I was a chronic peacekeeper as a child. If my siblings got in trouble, I did my best to convince my parents they could spank me instead, just because I thought it’d keep the peace. It never worked (good parenting, Mom and Dad), but that didn’t stop me from trying. I hated conflict. I hated tension. Confrontation was the second level of hell in my mind.
In Matthew 5, Christ speaks to the multitudes when he says, “Blessed are the peacemakers.” Not peacekeepers. Peacemakers. So, what’s the difference? Why does it matter?
I’ve spent the last five years realizing the difference between peacekeeping and peacemaking. Peacekeeping appeases emotions and ignores sin. Peacemaking addresses emotions, lets them exist, but brings sin to the light in a loving way.
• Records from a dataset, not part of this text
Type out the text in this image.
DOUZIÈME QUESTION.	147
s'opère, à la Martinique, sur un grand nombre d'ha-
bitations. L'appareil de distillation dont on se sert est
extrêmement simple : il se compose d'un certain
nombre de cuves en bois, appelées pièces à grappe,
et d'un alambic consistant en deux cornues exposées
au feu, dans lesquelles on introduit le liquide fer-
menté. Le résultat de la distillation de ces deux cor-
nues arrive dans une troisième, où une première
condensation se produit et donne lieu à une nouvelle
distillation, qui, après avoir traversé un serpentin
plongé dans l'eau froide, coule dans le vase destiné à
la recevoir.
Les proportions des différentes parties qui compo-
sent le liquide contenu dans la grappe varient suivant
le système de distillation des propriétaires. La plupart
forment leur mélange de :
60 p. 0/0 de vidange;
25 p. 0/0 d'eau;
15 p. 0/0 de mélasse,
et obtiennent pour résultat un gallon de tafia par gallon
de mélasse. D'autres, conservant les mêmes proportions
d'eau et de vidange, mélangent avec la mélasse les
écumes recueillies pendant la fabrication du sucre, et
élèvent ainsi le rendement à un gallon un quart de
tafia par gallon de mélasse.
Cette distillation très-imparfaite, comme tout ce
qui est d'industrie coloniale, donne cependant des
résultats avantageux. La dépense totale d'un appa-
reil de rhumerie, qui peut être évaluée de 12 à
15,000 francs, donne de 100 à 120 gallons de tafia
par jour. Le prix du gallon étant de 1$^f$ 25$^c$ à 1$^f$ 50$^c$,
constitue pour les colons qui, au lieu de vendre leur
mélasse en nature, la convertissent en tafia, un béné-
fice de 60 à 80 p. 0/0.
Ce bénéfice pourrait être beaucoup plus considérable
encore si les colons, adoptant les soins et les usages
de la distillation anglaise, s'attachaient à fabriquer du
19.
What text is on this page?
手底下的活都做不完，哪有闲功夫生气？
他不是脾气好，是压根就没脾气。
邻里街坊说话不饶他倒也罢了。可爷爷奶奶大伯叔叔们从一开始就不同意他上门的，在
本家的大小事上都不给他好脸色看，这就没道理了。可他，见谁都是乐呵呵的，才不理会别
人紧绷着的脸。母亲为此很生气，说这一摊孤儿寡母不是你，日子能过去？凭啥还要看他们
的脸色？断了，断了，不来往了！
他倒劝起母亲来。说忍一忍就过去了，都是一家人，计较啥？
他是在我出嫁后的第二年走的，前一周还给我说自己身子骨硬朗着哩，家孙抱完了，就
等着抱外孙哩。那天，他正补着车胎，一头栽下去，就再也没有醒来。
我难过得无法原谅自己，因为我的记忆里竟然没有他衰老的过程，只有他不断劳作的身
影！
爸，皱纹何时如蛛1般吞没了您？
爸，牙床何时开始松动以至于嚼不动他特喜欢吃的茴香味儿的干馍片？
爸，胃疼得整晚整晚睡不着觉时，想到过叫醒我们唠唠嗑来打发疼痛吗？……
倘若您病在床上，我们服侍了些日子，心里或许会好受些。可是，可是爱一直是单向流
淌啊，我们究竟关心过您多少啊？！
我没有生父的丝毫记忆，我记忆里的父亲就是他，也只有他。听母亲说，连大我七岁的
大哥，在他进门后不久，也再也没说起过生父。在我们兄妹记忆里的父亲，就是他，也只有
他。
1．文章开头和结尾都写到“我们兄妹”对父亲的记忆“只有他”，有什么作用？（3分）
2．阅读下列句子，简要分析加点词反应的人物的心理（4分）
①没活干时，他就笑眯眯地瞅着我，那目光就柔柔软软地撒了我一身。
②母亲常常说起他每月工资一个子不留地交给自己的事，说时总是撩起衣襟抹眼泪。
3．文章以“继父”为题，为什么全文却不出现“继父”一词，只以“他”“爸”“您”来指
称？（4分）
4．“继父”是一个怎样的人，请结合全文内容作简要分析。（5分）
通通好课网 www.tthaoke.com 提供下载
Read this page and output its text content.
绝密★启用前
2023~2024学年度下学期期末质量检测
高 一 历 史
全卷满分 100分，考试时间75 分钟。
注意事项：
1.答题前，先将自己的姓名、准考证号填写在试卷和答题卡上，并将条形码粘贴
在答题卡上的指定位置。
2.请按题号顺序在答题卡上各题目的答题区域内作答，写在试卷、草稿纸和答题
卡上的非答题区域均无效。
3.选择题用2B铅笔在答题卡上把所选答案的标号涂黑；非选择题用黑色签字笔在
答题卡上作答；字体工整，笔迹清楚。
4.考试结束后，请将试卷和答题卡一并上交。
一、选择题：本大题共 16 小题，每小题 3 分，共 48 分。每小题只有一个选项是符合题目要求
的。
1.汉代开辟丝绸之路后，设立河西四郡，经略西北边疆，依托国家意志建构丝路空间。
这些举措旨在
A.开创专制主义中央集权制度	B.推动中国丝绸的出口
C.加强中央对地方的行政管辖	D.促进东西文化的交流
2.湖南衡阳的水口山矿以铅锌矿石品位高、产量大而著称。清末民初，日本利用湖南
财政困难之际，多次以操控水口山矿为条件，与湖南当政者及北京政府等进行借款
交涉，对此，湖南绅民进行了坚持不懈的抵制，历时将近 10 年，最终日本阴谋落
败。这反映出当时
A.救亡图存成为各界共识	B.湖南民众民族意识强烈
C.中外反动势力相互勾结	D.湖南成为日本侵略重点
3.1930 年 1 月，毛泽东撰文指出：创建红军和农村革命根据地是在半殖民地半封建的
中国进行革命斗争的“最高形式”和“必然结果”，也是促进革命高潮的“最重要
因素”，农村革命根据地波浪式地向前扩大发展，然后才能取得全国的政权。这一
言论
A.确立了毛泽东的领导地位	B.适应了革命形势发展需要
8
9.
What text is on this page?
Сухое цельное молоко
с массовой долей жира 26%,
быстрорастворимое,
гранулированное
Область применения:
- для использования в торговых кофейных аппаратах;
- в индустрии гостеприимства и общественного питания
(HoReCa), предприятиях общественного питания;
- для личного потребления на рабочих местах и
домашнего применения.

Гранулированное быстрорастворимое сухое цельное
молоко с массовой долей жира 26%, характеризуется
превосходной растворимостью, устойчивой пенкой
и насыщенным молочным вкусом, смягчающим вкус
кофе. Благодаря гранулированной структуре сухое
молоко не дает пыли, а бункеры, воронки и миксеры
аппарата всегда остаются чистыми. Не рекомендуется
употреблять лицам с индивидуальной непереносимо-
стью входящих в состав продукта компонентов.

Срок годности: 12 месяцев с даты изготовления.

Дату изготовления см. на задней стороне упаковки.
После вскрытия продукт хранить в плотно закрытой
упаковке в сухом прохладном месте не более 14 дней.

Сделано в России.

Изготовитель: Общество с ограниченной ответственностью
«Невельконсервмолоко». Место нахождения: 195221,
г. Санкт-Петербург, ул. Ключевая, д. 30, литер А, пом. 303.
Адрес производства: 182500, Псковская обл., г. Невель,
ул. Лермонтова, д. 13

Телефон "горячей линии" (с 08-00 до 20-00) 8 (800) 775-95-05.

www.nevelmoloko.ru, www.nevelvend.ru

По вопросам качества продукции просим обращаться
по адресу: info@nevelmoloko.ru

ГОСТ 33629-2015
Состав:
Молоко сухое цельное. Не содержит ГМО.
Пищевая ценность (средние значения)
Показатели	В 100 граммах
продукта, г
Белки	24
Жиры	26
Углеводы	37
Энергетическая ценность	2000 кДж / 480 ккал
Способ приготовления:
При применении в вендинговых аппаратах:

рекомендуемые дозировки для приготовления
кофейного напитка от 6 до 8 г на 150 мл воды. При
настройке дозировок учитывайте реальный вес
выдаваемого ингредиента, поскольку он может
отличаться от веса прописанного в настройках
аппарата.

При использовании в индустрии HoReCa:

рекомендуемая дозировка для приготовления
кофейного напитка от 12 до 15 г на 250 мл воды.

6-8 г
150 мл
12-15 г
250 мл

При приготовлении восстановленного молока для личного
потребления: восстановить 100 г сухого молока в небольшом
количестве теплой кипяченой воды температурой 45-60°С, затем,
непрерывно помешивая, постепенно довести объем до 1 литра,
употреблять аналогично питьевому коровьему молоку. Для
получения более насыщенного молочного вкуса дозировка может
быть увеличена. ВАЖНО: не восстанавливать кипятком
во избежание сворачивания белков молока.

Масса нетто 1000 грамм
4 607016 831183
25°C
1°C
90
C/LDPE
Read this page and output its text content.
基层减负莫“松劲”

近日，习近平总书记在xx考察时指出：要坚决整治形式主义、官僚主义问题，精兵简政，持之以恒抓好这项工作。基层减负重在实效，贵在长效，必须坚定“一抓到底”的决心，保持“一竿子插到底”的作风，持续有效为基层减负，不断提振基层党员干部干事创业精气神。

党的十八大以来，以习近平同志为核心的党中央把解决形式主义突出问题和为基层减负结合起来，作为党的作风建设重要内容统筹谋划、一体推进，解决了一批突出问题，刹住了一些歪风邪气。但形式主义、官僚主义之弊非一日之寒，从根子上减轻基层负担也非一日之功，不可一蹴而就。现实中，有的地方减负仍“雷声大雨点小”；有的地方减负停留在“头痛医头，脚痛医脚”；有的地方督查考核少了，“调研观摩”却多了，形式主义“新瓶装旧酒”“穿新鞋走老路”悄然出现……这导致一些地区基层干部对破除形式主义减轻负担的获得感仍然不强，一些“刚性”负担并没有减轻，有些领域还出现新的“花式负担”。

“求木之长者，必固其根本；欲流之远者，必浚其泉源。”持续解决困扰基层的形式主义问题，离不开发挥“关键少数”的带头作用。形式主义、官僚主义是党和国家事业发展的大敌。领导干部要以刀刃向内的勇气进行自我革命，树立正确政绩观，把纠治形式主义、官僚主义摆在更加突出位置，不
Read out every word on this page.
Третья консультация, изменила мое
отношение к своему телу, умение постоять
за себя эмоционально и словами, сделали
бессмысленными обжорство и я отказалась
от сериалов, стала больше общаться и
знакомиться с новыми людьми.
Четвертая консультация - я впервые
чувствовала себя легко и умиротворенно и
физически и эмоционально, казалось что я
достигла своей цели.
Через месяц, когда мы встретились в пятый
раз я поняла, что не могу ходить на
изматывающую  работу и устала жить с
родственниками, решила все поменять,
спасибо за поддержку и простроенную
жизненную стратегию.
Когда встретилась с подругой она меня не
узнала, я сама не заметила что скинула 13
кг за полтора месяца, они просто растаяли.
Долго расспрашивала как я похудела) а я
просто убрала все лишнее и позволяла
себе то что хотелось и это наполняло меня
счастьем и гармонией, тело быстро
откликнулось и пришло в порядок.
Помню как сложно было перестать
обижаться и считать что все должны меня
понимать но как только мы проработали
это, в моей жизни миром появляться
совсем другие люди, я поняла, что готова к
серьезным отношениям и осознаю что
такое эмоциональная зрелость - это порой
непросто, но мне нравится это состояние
Peacekeeping can literally exist within a lie — as long as things appear good, they are. Sweep hatred, lies, anger, and hurt under the rug. (Smile, Sweetheart, you’ll be okay.) Peacemaking allows for the tension of making things right, even if it takes weeks, months, years or decades and seasons of silence from the other party.
Peacekeeping protects our reality and saves us from needing to make changes. Peacemaking breaks our reality to make it more like the Christ we say we serve and want to honor.
Peacekeeping let’s hurt fester. Peacemaking confronts in love and actively seeks restoration instead of only giving it lip-service.
Just like when I was a kid, peacekeeping only serves our conscience. I tried to make bad situations better, but it would have only made it better on the surface; so no change was made.
What are you? A peacekeeper or a peacemaker? Do we as Christians have what it takes to be a peacemaker in a world which only wants peacekeepers?